Church - Historic Building/Landmark
645 Boylston Street, Boston, MA 02116
Looking at Old South Church from Copley Square, visitors see an outstanding and colorful example of Northern Italian Gothic architecture, advocated in the 1850s by the English architectural critic John Ruskin. This National Historic Landmark building is an unusually ornate design for a New England Congregational church. It radiates the opulent taste and the sense of optimism and progress of the Industrial Revolution following the Civil War. The church, constructed between 1872 and 1875 for a congregation founded in 1669, is distinguished by its tall bell tower; brown, pink and grey stonework; walls of Roxbury puddingstone; decorative carvings; a roof striped with tiles of red and black slate; and a cupola or lantern of green and russet-colored copper.

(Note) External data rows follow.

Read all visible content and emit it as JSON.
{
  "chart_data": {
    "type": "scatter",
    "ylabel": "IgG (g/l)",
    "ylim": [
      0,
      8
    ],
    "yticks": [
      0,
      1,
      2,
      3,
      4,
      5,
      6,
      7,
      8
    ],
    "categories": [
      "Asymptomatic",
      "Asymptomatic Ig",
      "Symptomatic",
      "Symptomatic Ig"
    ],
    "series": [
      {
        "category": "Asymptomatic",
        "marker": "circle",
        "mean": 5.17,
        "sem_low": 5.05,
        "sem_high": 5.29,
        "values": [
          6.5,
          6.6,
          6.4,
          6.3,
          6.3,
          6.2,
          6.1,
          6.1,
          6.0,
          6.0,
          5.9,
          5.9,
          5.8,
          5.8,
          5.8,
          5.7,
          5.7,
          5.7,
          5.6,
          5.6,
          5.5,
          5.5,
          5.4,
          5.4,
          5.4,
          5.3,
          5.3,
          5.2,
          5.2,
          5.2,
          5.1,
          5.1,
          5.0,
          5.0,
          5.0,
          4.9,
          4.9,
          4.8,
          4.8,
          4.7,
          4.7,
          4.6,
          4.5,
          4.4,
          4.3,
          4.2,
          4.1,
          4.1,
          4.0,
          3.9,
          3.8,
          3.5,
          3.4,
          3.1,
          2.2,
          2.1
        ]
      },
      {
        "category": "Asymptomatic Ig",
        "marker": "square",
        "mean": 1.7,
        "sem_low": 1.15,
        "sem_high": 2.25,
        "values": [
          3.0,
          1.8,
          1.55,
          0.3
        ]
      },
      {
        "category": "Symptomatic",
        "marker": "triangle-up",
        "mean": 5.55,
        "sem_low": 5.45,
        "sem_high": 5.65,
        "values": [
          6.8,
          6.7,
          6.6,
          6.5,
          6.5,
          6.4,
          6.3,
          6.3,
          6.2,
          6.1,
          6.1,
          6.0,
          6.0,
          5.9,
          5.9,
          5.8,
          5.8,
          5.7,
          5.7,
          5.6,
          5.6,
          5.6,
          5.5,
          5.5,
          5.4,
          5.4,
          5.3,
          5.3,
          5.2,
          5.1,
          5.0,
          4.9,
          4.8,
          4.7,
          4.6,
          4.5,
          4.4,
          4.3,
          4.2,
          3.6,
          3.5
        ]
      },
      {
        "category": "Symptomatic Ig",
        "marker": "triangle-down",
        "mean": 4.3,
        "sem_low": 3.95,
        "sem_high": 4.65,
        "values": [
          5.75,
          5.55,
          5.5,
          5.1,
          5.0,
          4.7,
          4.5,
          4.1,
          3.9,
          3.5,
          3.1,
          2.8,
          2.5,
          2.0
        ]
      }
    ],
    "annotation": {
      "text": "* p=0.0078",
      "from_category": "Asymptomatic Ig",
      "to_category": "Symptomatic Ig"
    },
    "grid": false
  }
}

Benjamin Franklin was baptized in 1706 at the congregation’s Cedar Meeting House on downtown Washington Street. Members of this historic congregation include Samuel Adams, Revolutionary patriot and brewer; Samuel Sewall, judge and diarist; Thomas Prince, minister and book collector; William Dawes, Paul Revere’s fellow rider in 1775; Phillis Wheatley, America’s first published black poet; and Elizabeth Vergoose, said to be the Mother Goose of nursery rhymes. Old South is also known for being the church at the Boylston Street finish line of the Boston Marathon.
Old South Church played a significant role in American history through the bold actions of the Sons of Liberty at the Old South Meeting House. There, in 1773, Samuel Adams gave the signal for the “war whoops” that started the Boston Tea Party. During the Civil War, 1,019 men enlisted in one day at Old South to fight for the Union cause. Old South’s ministry has been distinguished by eloquent preaching on matters of theology and conscience by Samuel Willard, Benjamin Wisner, Jacob Manning, George Gordon, Frederick Meek and James Crawford. As poet John Greenleaf Whittier wrote, “So long as Boston shall Boston be, And her bay tides rise and fall, Shall freedom stand in the Old South Church, And plead for the rights of all.” Members of Old South helped found institutions serving economic and social justice-the City Mission Society, the Boston Seafarers Society, Training Inc., Boston Aging Concerns-Young And Old United, and Tent City Corporation.